Remote Sampling with Applications to General Entanglement Simulation

TL;DR

This paper introduces a method for exact remote sampling of probability distributions using a distributed version of von Neumann's rejection algorithm, with applications to simulating complex quantum entanglement scenarios efficiently.

Contribution

It develops a distributed sampling protocol based on rejection sampling and applies it to simulate general quantum entanglement among multiple parties.

Findings

Expected communication cost is O(m^2) bits for bounded dimensions and outcomes.

Trade-off between rounds of rejection algorithm and communication bits.

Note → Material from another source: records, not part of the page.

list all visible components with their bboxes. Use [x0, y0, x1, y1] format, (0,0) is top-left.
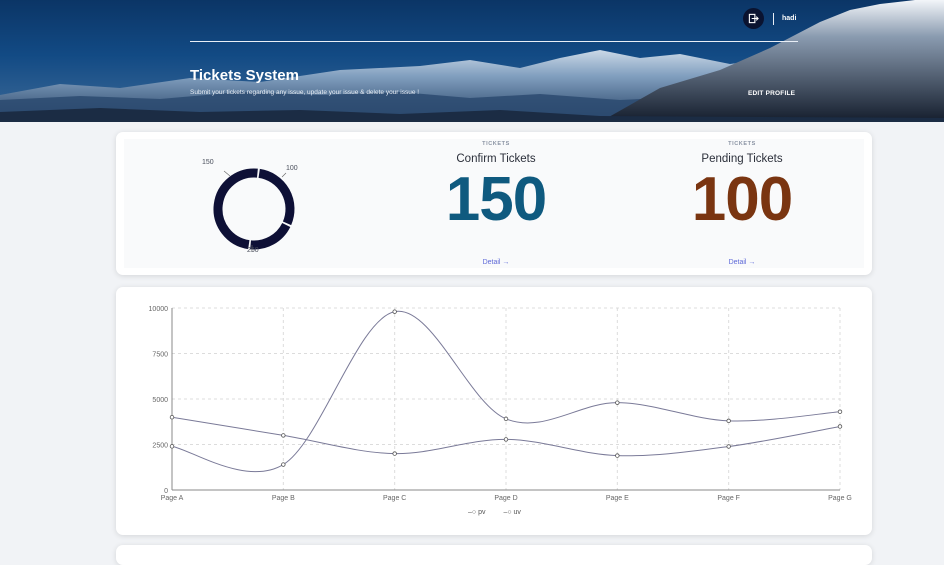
y-tick-label: 7500 — [152, 352, 168, 359]
line-chart-card: 0 2500 5000 7500 10000 Page A Page B Page C Page… — [116, 287, 872, 535]
y-tick-label: 0 — [164, 488, 168, 495]
username[interactable]: hadi — [782, 15, 796, 22]
tickets-donut-chart: 150 100 250 — [202, 159, 304, 264]
x-tick-label: Page C — [383, 495, 406, 502]
confirm-detail-link[interactable]: Detail → — [396, 259, 596, 266]
y-tick-label: 10000 — [149, 306, 169, 313]
data-point[interactable] — [726, 418, 731, 424]
data-point[interactable] — [503, 416, 509, 422]
legend-item: –○ uv — [503, 509, 521, 516]
donut-segment — [258, 168, 295, 226]
arrow-right-icon: → — [502, 259, 510, 266]
donut-label: 150 — [202, 159, 214, 166]
pending-detail-link[interactable]: Detail → — [642, 259, 842, 266]
logout-button[interactable] — [743, 8, 764, 29]
stat-label: Pending Tickets — [701, 153, 783, 165]
arrow-right-icon: → — [748, 259, 756, 266]
header-banner: hadi Tickets System Submit your tickets … — [0, 0, 944, 122]
data-point[interactable] — [392, 451, 397, 456]
chart-legend: –○ pv –○ uv — [468, 509, 537, 516]
data-point[interactable] — [615, 453, 620, 458]
page-subtitle: Submit your tickets regarding any issue,… — [190, 89, 420, 96]
y-tick-label: 5000 — [152, 397, 168, 404]
data-point[interactable] — [837, 409, 843, 414]
x-tick-label: Page B — [272, 495, 295, 502]
user-separator — [773, 13, 774, 25]
confirm-tickets-stat: TICKETS Confirm Tickets 150 Detail → — [396, 139, 596, 266]
donut-segment — [213, 168, 258, 250]
mountain-background-image — [0, 0, 944, 122]
donut-label: 250 — [247, 247, 259, 254]
header-divider — [190, 41, 798, 42]
page-title: Tickets System — [190, 67, 299, 84]
legend-item: –○ pv — [468, 509, 486, 516]
detail-label: Detail — [482, 259, 501, 266]
data-point[interactable] — [281, 462, 286, 467]
stat-label: Confirm Tickets — [456, 153, 536, 165]
x-tick-label: Page D — [494, 495, 517, 502]
x-tick-label: Page A — [161, 495, 184, 502]
data-point[interactable] — [503, 437, 509, 442]
donut-label: 100 — [286, 165, 298, 172]
donut-segment — [250, 222, 291, 250]
stats-card: 150 100 250 TICKETS Confirm Tickets 150 … — [116, 132, 872, 275]
data-point[interactable] — [392, 309, 397, 314]
data-point[interactable] — [169, 414, 175, 420]
line-chart: 0 2500 5000 7500 10000 Page A Page B Page C Page… — [149, 306, 852, 502]
detail-label: Detail — [728, 259, 747, 266]
x-tick-label: Page F — [717, 495, 740, 502]
stat-value: 150 — [445, 165, 547, 234]
data-point[interactable] — [837, 424, 843, 429]
x-tick-label: Page G — [828, 495, 852, 502]
data-point[interactable] — [169, 444, 175, 449]
stat-kicker: TICKETS — [482, 141, 510, 147]
data-point[interactable] — [281, 433, 286, 438]
edit-profile-link[interactable]: EDIT PROFILE — [748, 90, 795, 97]
stat-value: 100 — [691, 165, 793, 234]
stats-panel: 150 100 250 TICKETS Confirm Tickets 150 … — [124, 139, 864, 268]
x-tick-label: Page E — [606, 495, 629, 502]
next-card — [116, 545, 872, 565]
data-point[interactable] — [726, 444, 731, 449]
data-point[interactable] — [615, 400, 620, 405]
logout-icon — [748, 13, 759, 24]
y-tick-label: 2500 — [152, 443, 168, 450]
stat-kicker: TICKETS — [728, 141, 756, 147]
pending-tickets-stat: TICKETS Pending Tickets 100 Detail → — [642, 139, 842, 266]
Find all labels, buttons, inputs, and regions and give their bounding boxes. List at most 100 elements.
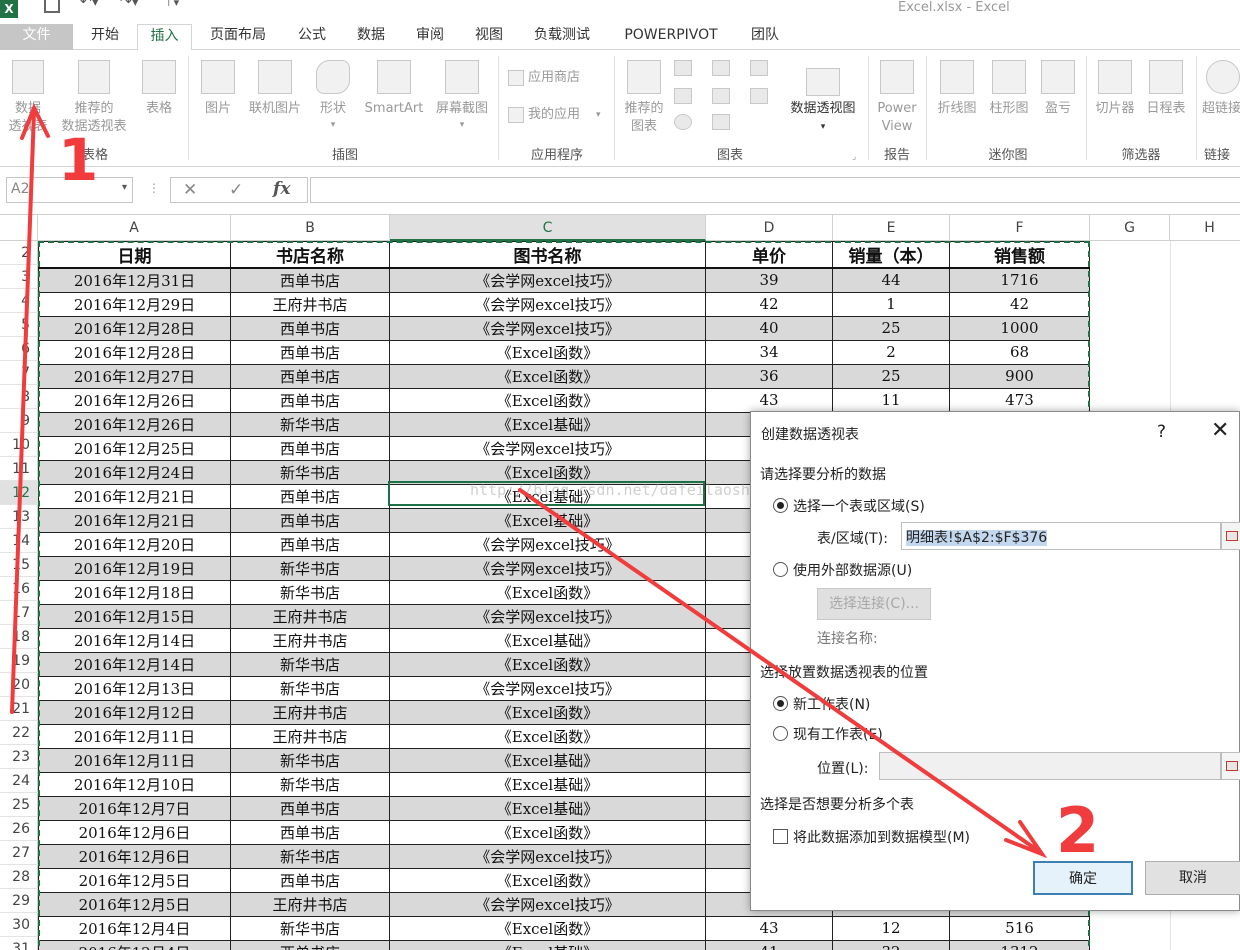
cell-qty[interactable]: 11 — [832, 387, 950, 413]
cell-store[interactable]: 西单书店 — [230, 483, 390, 509]
header-qty[interactable]: 销量（本） — [832, 241, 950, 269]
row-header[interactable]: 26 — [0, 817, 38, 841]
row-header[interactable]: 5 — [0, 313, 38, 337]
cell-book[interactable]: 《Excel基础》 — [389, 411, 706, 437]
cell-store[interactable]: 王府井书店 — [230, 627, 390, 653]
tab-file[interactable]: 文件 — [0, 24, 73, 50]
row-header[interactable]: 6 — [0, 337, 38, 361]
cell-book[interactable]: 《Excel函数》 — [389, 867, 706, 893]
cell-store[interactable]: 新华书店 — [230, 579, 390, 605]
cell-price[interactable]: 43 — [705, 915, 833, 941]
cell-store[interactable]: 新华书店 — [230, 675, 390, 701]
cell-date[interactable]: 2016年12月19日 — [38, 555, 231, 581]
cell-store[interactable]: 新华书店 — [230, 771, 390, 797]
close-icon[interactable]: ✕ — [1211, 418, 1229, 443]
formula-input[interactable] — [310, 177, 1240, 203]
cell-sales[interactable]: 42 — [949, 291, 1090, 317]
power-view-button[interactable]: Power View — [872, 56, 922, 142]
tab-review[interactable]: 审阅 — [406, 24, 454, 50]
cell-date[interactable]: 2016年12月13日 — [38, 675, 231, 701]
sparkline-line-button[interactable]: 折线图 — [930, 56, 984, 142]
row-header[interactable]: 15 — [0, 553, 38, 577]
cell-date[interactable]: 2016年12月20日 — [38, 531, 231, 557]
cell-store[interactable]: 王府井书店 — [230, 291, 390, 317]
row-header[interactable]: 30 — [0, 913, 38, 937]
cell-date[interactable]: 2016年12月12日 — [38, 699, 231, 725]
tab-data[interactable]: 数据 — [348, 24, 394, 50]
cell-store[interactable]: 新华书店 — [230, 843, 390, 869]
cell-book[interactable]: 《会学网excel技巧》 — [389, 291, 706, 317]
cell-store[interactable]: 新华书店 — [230, 915, 390, 941]
row-header[interactable]: 20 — [0, 673, 38, 697]
location-input[interactable] — [879, 752, 1221, 780]
row-header[interactable]: 31 — [0, 937, 38, 950]
cell-store[interactable]: 新华书店 — [230, 459, 390, 485]
column-header[interactable]: C — [390, 215, 706, 241]
picture-button[interactable]: 图片 — [196, 56, 240, 142]
row-header[interactable]: 28 — [0, 865, 38, 889]
cell-date[interactable]: 2016年12月29日 — [38, 291, 231, 317]
cell-price[interactable]: 36 — [705, 363, 833, 389]
cell-date[interactable]: 2016年12月5日 — [38, 891, 231, 917]
area-chart-icon[interactable] — [712, 88, 730, 104]
cell-book[interactable]: 《会学网excel技巧》 — [389, 315, 706, 341]
cell-date[interactable]: 2016年12月4日 — [38, 939, 231, 950]
header-price[interactable]: 单价 — [705, 241, 833, 269]
cell-store[interactable]: 西单书店 — [230, 387, 390, 413]
cell-book[interactable]: 《会学网excel技巧》 — [389, 555, 706, 581]
hyperlink-button[interactable]: 超链接 — [1200, 56, 1240, 142]
recommended-pivot-button[interactable]: 推荐的 数据透视表 — [56, 56, 132, 142]
slicer-button[interactable]: 切片器 — [1090, 56, 1140, 142]
cell-sales[interactable]: 1000 — [949, 315, 1090, 341]
cell-price[interactable]: 43 — [705, 387, 833, 413]
cell-date[interactable]: 2016年12月21日 — [38, 483, 231, 509]
row-header[interactable]: 25 — [0, 793, 38, 817]
cell-book[interactable]: 《会学网excel技巧》 — [389, 843, 706, 869]
tab-formulas[interactable]: 公式 — [288, 24, 336, 50]
stock-chart-icon[interactable] — [750, 88, 768, 104]
screenshot-button[interactable]: 屏幕截图 ▾ — [430, 56, 494, 142]
tab-view[interactable]: 视图 — [466, 24, 512, 50]
cell-store[interactable]: 新华书店 — [230, 411, 390, 437]
cell-store[interactable]: 西单书店 — [230, 435, 390, 461]
help-icon[interactable]: ? — [1157, 422, 1166, 442]
cell-book[interactable]: 《Excel函数》 — [389, 819, 706, 845]
cell-book[interactable]: 《Excel函数》 — [389, 363, 706, 389]
row-header[interactable]: 2 — [0, 241, 38, 265]
cell-date[interactable]: 2016年12月5日 — [38, 867, 231, 893]
cell-date[interactable]: 2016年12月11日 — [38, 747, 231, 773]
cell-price[interactable]: 39 — [705, 267, 833, 293]
pie-chart-icon[interactable] — [674, 114, 692, 130]
radio-external-source[interactable] — [773, 562, 788, 577]
cell-sales[interactable]: 1716 — [949, 267, 1090, 293]
tab-insert[interactable]: 插入 — [137, 24, 192, 51]
cell-price[interactable]: 42 — [705, 291, 833, 317]
cell-date[interactable]: 2016年12月6日 — [38, 843, 231, 869]
row-header[interactable]: 18 — [0, 625, 38, 649]
row-header[interactable]: 9 — [0, 409, 38, 433]
header-book[interactable]: 图书名称 — [389, 241, 706, 269]
cell-date[interactable]: 2016年12月28日 — [38, 339, 231, 365]
column-header[interactable]: H — [1170, 215, 1240, 241]
row-header[interactable]: 7 — [0, 361, 38, 385]
column-header[interactable]: D — [706, 215, 833, 241]
cell-sales[interactable]: 473 — [949, 387, 1090, 413]
row-header[interactable]: 13 — [0, 505, 38, 529]
cell-sales[interactable]: 1312 — [949, 939, 1090, 950]
choose-connection-button[interactable]: 选择连接(C)... — [817, 588, 931, 620]
cell-book[interactable]: 《Excel基础》 — [389, 795, 706, 821]
cell-sales[interactable]: 68 — [949, 339, 1090, 365]
row-header[interactable]: 29 — [0, 889, 38, 913]
cell-store[interactable]: 王府井书店 — [230, 603, 390, 629]
cell-book[interactable]: 《会学网excel技巧》 — [389, 267, 706, 293]
app-store-button[interactable]: 应用商店 — [506, 68, 590, 90]
cell-book[interactable]: 《Excel函数》 — [389, 579, 706, 605]
header-sales[interactable]: 销售额 — [949, 241, 1090, 269]
cell-date[interactable]: 2016年12月11日 — [38, 723, 231, 749]
cell-store[interactable]: 王府井书店 — [230, 699, 390, 725]
cell-book[interactable]: 《Excel函数》 — [389, 699, 706, 725]
confirm-entry-icon[interactable]: ✓ — [229, 180, 243, 200]
cell-store[interactable]: 西单书店 — [230, 531, 390, 557]
row-header[interactable]: 27 — [0, 841, 38, 865]
row-header[interactable]: 10 — [0, 433, 38, 457]
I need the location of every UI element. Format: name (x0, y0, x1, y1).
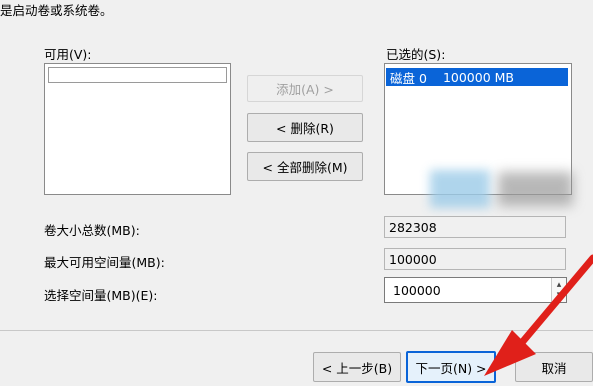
selected-disk-size: 100000 MB (442, 69, 514, 85)
blurred-watermark-blue (430, 170, 490, 208)
total-size-label: 卷大小总数(MB): (44, 223, 140, 238)
remove-button[interactable]: < 删除(R) (247, 113, 363, 142)
remove-all-button[interactable]: < 全部删除(M) (247, 152, 363, 181)
select-space-value: 100000 (393, 282, 441, 298)
selected-disk-name: 磁盘 0 (390, 70, 427, 86)
select-space-label: 选择空间量(MB)(E): (44, 288, 158, 303)
available-listbox[interactable] (44, 63, 231, 195)
add-button[interactable]: 添加(A) > (247, 75, 363, 102)
available-empty-row[interactable] (48, 67, 227, 83)
total-size-field: 282308 (384, 216, 566, 238)
total-size-value: 282308 (389, 219, 437, 235)
back-button[interactable]: < 上一步(B) (313, 352, 401, 382)
max-space-value: 100000 (389, 251, 437, 267)
selected-disk-row[interactable]: 磁盘 0 100000 MB (386, 68, 568, 86)
max-space-label: 最大可用空间量(MB): (44, 255, 165, 270)
red-arrow-icon (484, 254, 593, 376)
instruction-text: 是启动卷或系统卷。 (0, 3, 113, 18)
blurred-watermark-gray (498, 172, 573, 206)
available-label: 可用(V): (44, 47, 92, 62)
selected-label: 已选的(S): (386, 47, 446, 62)
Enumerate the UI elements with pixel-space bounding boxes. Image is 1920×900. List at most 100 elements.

Protocol enables exact simulation of quantum measurements in multi-party systems.

Abstract

We show how to sample exactly discrete probability distributions whose defining parameters are distributed among remote parties. For this purpose, von Neumann's rejection algorithm is turned into a distributed sampling communication protocol. We study the expected number of bits communicated among the parties and also exhibit a trade-off between the number of rounds of the rejection algorithm and the number of bits transmitted in the initial phase. Finally, we apply remote sampling to the simulation of quantum entanglement in its most general form possible, when an arbitrary number of parties share systems of arbitrary dimensions on which they apply arbitrary measurements (not restricted to being projective measurements). In case the dimension of the systems and the number of possible outcomes per party is bounded by a constant, it suffices to communicate an expected O(m^2) bits in order to simulate exactly the outcomes that these measurements would have produced on those systems, where m is the number of participants.